Il on est sans doute, parmi les lecteurs de ce journal, qui ont assisté le dimanche soir au banquet de six cents couverts donné dans le palais de l'Algérie. Elle est de haut style cotte salle mauresque aux claires colorations, dont le plan a été si habilement dessiné par M. Prosper Perrin, d'après la grande mosquée de Cordoue. Ce morceau d'architecture exotique a été fort admiré, tout comme les très beaux discours prononcés par MM. Casimir-Perier et Dupuy.
Voilà deux hommes d'Etat, de valeur et d'opinion pareilles, qui se ressemblent peu physiquement ! Le président de la Chambre est un Auvergnat trapu, ramassé et corpulent, évoquant par son aspect de vigueur l'image de ces robustes taureaux de Salers qui paissent les hauts plateaux granitiques de son pays. Une copieuse face de brave homme respirant la droiture et la finesse, une voix large et sonore, une diction appuyée et savante : tel nous est apparu, M. Charles Dupuy, qui a parlé de Lyon et des Lyonnais, un peu à la façon de l'orateur antique, vir bonus dicendi peritus le bon citoyen sachant dire de bonnes choses...

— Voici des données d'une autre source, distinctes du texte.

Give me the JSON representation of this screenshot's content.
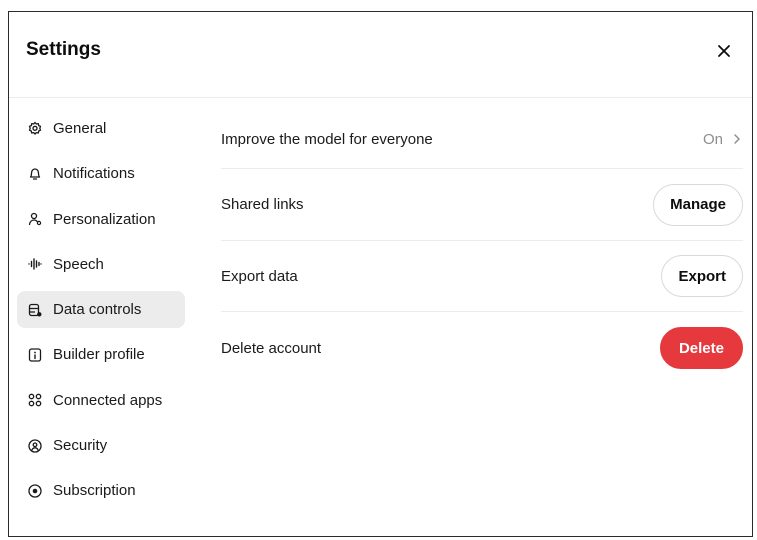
{
  "dialog": {
    "title": "Settings",
    "close_icon": "close-icon"
  },
  "sidebar": {
    "items": [
      {
        "label": "General",
        "icon": "gear-icon",
        "active": false
      },
      {
        "label": "Notifications",
        "icon": "bell-icon",
        "active": false
      },
      {
        "label": "Personalization",
        "icon": "person-icon",
        "active": false
      },
      {
        "label": "Speech",
        "icon": "waveform-icon",
        "active": false
      },
      {
        "label": "Data controls",
        "icon": "database-icon",
        "active": true
      },
      {
        "label": "Builder profile",
        "icon": "id-card-icon",
        "active": false
      },
      {
        "label": "Connected apps",
        "icon": "apps-grid-icon",
        "active": false
      },
      {
        "label": "Security",
        "icon": "shield-icon",
        "active": false
      },
      {
        "label": "Subscription",
        "icon": "subscription-icon",
        "active": false
      }
    ]
  },
  "content": {
    "rows": [
      {
        "label": "Improve the model for everyone",
        "control_type": "link",
        "control_label": "On"
      },
      {
        "label": "Shared links",
        "control_type": "button",
        "control_label": "Manage"
      },
      {
        "label": "Export data",
        "control_type": "button",
        "control_label": "Export"
      },
      {
        "label": "Delete account",
        "control_type": "danger-button",
        "control_label": "Delete"
      }
    ]
  },
  "colors": {
    "danger": "#e5393d",
    "active_nav_bg": "#ececec",
    "muted_text": "#8e8e8e",
    "divider": "#ececec"
  }
}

Quant au président du conseil, on dirait un soldat do race ayant abandonné l'épée pour la politique. Tout en lui est militaire et d'une distinction affinée : le profil fier, la moustache retroussée, la taille svelte, l'organe un peu rigide qui convient aux commandements. Son éloquence ressemble à sa personne. Elle donne la sensation d'une âme de trempe supérieure, d'idéal élevé, n'admettant même pas qu'on puisse avoir une minute de doute ou de défaillance dans la claire vision et l'accomplissement du devoir.
Chacun peut avoir pour l'un ou l'autre de ces hommes les préférences où l'incline son tempérament particulier. Mais tous les deux sont dans la République des personnalités considérables. Et nous leur devons, nous autres Lyonnais, ainsi qu'à notre cher et éminent Burdeau, et à son collègue le ministre du commerce, une particulière reconnaissance, pour avoir apporté à l'Exposition de Lyon une consécration aussi solennelle.